I don't enjoy bridal showers. Or baby showers. Or any other social gathering that involves pastel mints and feigning interest in games like making dresses out of toilet paper with a bunch of women I don't know. So when it came time to plan a bridal shower for my sister last year, you can imagine my dilemma. How could I possibly throw her a shower that appropriately acquitted me of my maid-of-honor duties, but which didn't drag in all the aforementioned ways?
We -- my sister and I -- started off by brainstorming a theme. One that didn't involve teacups or garden parties. The date she selected coincided with our town's annual carnival, so it seemed natural to piggyback on that idea and go with a country fair theme. Plus, it meant we could have fun fair food. No pastel mints or mimosas at this shower.
And then we scrapped the games. No one wants to be forced to play a game, but lots of games are fun when participation is voluntary. So we decided to set up a few yards games -- washers and bean bags -- to see if people would participate on their own. (They did.)
But what kind of fair only includes women? (Besides a discriminatory one.) As the final piece of the much-more-fun-bridal-shower puzzle, we decided to invite women and men. And the groom. We would have a wedding shower instead of a bridal shower. And we would serve beer -- a little social lubricant for all of the men attending their first shower. Which was, literally, all of the men at the shower.
We set up a tent and went full throttle on the country fair-themed food and decorations. We even got a homemade ice cream vendor from St. Louis who serves scoops out of an antique ice cream tricycle. The weather was sublime -- hot enough to make the beer go down smoothly but with a slight breeze to keep sun weariness at bay. But the best part was that everyone had a great time, the bride and groom in particular. Even my father -- who was skeptical about selling the idea of a co-ed shower in rural Illinois -- had so much fun that I heard him wonder out loud why everyone doesn't do something like this.
The bridesmaids took care of making the homemade favors (see the last picture following the recipe below) and the groomsmen and my dad took care of the beer, so I was able to keep my out-of-pocket costs for the whole shower under $500. Not bad at all considering that we had plenty of festive decorations, homemade food (or food that was otherwise unique to St. Louis), ended up with 65 attendees, and could have comfortably served another 25 more.
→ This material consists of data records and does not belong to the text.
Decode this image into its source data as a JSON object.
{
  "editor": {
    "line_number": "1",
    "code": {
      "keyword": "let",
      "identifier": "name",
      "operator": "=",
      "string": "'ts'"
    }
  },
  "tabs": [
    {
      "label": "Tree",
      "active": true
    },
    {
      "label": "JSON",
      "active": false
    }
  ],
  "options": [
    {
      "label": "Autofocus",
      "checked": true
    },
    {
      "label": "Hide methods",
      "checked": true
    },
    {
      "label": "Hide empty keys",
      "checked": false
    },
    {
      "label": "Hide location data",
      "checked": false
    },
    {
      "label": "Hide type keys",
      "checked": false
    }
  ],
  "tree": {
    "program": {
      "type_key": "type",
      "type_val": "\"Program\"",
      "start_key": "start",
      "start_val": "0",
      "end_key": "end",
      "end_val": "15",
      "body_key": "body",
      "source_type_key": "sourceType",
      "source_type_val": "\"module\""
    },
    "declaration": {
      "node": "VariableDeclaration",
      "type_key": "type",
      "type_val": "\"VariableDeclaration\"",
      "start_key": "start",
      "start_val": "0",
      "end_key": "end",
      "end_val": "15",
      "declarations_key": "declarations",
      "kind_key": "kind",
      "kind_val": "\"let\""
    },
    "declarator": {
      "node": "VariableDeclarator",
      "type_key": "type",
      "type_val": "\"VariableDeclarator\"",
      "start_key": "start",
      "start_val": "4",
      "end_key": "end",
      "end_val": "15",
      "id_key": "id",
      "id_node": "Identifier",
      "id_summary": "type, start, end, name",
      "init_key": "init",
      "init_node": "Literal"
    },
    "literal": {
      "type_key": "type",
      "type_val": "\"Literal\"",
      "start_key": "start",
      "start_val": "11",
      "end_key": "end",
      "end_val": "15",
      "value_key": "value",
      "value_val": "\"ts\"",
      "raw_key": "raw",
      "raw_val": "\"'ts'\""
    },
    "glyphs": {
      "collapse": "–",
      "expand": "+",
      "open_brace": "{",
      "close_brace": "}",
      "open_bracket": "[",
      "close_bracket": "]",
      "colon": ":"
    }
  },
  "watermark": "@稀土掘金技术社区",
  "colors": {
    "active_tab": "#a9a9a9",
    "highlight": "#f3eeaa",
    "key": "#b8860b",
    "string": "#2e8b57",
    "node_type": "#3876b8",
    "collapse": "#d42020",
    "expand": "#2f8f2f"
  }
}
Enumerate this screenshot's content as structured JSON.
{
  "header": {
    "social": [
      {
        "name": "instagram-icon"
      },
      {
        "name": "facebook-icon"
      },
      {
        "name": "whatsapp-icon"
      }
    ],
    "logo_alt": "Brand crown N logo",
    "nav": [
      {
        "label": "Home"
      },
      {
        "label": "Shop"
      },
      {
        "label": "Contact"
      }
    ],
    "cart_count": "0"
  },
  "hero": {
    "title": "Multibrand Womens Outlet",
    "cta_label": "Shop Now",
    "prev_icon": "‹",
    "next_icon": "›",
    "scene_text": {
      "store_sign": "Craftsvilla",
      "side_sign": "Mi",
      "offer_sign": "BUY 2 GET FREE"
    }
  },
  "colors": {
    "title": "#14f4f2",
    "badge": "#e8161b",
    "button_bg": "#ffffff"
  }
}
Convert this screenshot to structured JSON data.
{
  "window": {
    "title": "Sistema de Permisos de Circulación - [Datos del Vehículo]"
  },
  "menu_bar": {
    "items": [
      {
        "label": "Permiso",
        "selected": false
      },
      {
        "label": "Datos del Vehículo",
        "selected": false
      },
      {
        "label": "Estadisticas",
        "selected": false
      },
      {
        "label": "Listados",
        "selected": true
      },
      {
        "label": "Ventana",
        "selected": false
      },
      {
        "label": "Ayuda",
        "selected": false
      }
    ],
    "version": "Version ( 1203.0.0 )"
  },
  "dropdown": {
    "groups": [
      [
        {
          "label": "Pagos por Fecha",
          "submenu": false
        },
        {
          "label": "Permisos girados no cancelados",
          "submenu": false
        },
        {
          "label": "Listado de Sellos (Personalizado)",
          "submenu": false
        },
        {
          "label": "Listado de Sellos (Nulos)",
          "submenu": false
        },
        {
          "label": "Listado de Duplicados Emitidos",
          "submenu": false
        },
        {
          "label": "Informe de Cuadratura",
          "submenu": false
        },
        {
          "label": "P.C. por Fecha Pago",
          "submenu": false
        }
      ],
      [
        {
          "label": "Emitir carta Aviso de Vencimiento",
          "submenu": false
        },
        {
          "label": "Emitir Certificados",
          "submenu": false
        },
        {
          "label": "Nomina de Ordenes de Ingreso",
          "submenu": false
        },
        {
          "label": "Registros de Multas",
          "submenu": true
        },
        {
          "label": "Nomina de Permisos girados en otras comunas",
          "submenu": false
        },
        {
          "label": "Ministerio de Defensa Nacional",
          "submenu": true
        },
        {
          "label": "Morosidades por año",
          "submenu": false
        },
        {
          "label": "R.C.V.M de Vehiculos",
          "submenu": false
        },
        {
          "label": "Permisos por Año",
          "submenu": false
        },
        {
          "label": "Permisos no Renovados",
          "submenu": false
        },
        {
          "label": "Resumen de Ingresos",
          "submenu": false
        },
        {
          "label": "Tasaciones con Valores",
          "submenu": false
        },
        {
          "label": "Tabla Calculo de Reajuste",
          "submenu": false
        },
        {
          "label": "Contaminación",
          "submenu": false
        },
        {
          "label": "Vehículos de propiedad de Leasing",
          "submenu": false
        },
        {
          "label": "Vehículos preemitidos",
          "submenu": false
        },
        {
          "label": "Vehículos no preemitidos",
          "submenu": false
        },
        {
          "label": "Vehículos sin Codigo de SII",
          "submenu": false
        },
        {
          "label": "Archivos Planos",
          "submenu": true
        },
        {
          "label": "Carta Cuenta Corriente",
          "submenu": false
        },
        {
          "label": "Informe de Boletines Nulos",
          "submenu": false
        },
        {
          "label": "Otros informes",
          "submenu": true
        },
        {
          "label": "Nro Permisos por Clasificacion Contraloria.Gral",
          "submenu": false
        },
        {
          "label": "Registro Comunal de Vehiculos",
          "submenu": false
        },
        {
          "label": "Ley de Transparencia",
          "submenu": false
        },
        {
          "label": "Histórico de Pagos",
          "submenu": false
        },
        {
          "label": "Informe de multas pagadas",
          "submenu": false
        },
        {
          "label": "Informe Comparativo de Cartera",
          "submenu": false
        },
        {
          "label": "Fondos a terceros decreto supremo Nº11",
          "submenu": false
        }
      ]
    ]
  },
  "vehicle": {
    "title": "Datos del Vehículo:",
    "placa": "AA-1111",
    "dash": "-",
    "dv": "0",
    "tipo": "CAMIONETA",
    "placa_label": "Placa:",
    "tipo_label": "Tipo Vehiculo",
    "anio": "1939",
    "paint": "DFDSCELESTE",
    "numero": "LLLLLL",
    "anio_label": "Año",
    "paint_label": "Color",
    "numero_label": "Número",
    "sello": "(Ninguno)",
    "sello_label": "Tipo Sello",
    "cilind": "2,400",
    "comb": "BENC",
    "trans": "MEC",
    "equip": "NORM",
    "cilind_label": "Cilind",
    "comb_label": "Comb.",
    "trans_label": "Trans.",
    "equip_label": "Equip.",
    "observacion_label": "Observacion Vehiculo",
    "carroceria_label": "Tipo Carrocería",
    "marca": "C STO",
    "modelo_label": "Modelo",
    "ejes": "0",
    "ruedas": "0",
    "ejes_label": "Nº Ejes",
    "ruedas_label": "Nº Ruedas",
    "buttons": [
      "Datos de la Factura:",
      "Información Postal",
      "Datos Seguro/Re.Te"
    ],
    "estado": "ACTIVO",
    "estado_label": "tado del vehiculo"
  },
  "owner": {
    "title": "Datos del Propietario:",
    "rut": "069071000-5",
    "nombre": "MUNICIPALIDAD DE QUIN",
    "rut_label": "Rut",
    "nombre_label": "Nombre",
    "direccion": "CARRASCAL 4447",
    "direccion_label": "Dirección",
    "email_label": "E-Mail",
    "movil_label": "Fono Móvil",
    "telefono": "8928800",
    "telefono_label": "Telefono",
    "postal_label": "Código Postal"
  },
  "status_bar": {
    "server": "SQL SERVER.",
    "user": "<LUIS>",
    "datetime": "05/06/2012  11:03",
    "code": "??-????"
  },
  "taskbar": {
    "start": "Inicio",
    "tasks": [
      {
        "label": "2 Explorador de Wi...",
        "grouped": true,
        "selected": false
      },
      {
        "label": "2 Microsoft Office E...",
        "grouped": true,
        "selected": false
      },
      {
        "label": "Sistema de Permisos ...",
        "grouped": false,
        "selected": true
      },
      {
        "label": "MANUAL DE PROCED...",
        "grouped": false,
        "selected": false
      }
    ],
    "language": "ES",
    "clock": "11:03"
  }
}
Thanks to some help from a good friend who was a trooper about hulling and slicing several Costco-size containers of strawberries, I made four of these strawberry biscuit cobblers the day before the shower. They were the perfect sweet accompaniment to the homemade vanilla ice cream, and they didn't suffer any ill effects from day-before preparation or from spending several hours outdoors during the shower. (Though I did keep them in the shade and covered to deter the flies.)
You will end up with some leftover juice from the strawberry jam that doesn't get added to the cobbler. As a bonus, you can freeze this juice into ice cube trays and use the cubes to flavor cocktails and lemonade.
Strawberry Biscuit Cobbler
Adapted from a Martha Stewart recipe
Yields 8 servings
Strawberry Jam Filling
2 pounds fresh ripe strawberries, washed, hulled, and cut into half-inch pieces
scant 2 cups granulated sugar
1 Tablespoon fresh lemon juice
1 3/4 cups flour
1 3/4 teaspoons baking powder
1/4 cup granulated sugar
3/4 teaspoon coarse salt
6 Tablespoons cold unsalted butter, cut into cubes
3/4 cup heavy cream, plus more for brushing
Coarse sanding sugar, for sprinkling
To make the filling:
Cook the strawberries, sugar, and lemon juice in a large pot over medium-high heat, stirring occasionally, until reduced to 4 cups (about 12 minutes). Let cool completely. The strawberry jam can be stored in the refrigerator for up to 3 days.
To make the biscuit topping:
Preheat the oven to 375 degrees F. In a medium-large bowl, whisk together the flour, baking powder, granulated sugar, and salt. Cut in the butter until the largest pieces are the size of peas. Mix in cream with a fork until the dough starts to come together but is still crumbly. Turn the dough out onto a work surface and knead once or twice to make smooth. Pat the dough into an 8" round, about 3/4-inch thick.
To make the cobbler:
Spread 3 cups strawberry jam in the bottom of a 9 1/2-inch deep-dish pie plate or skillet. Place the biscuit dough round on top, brush with cream, and then sprinkle with sanding sugar. Bake until bubbling and golden, about 50 minutes. (If the top is browning too quickly, tent it with foil.) Let cool before serving.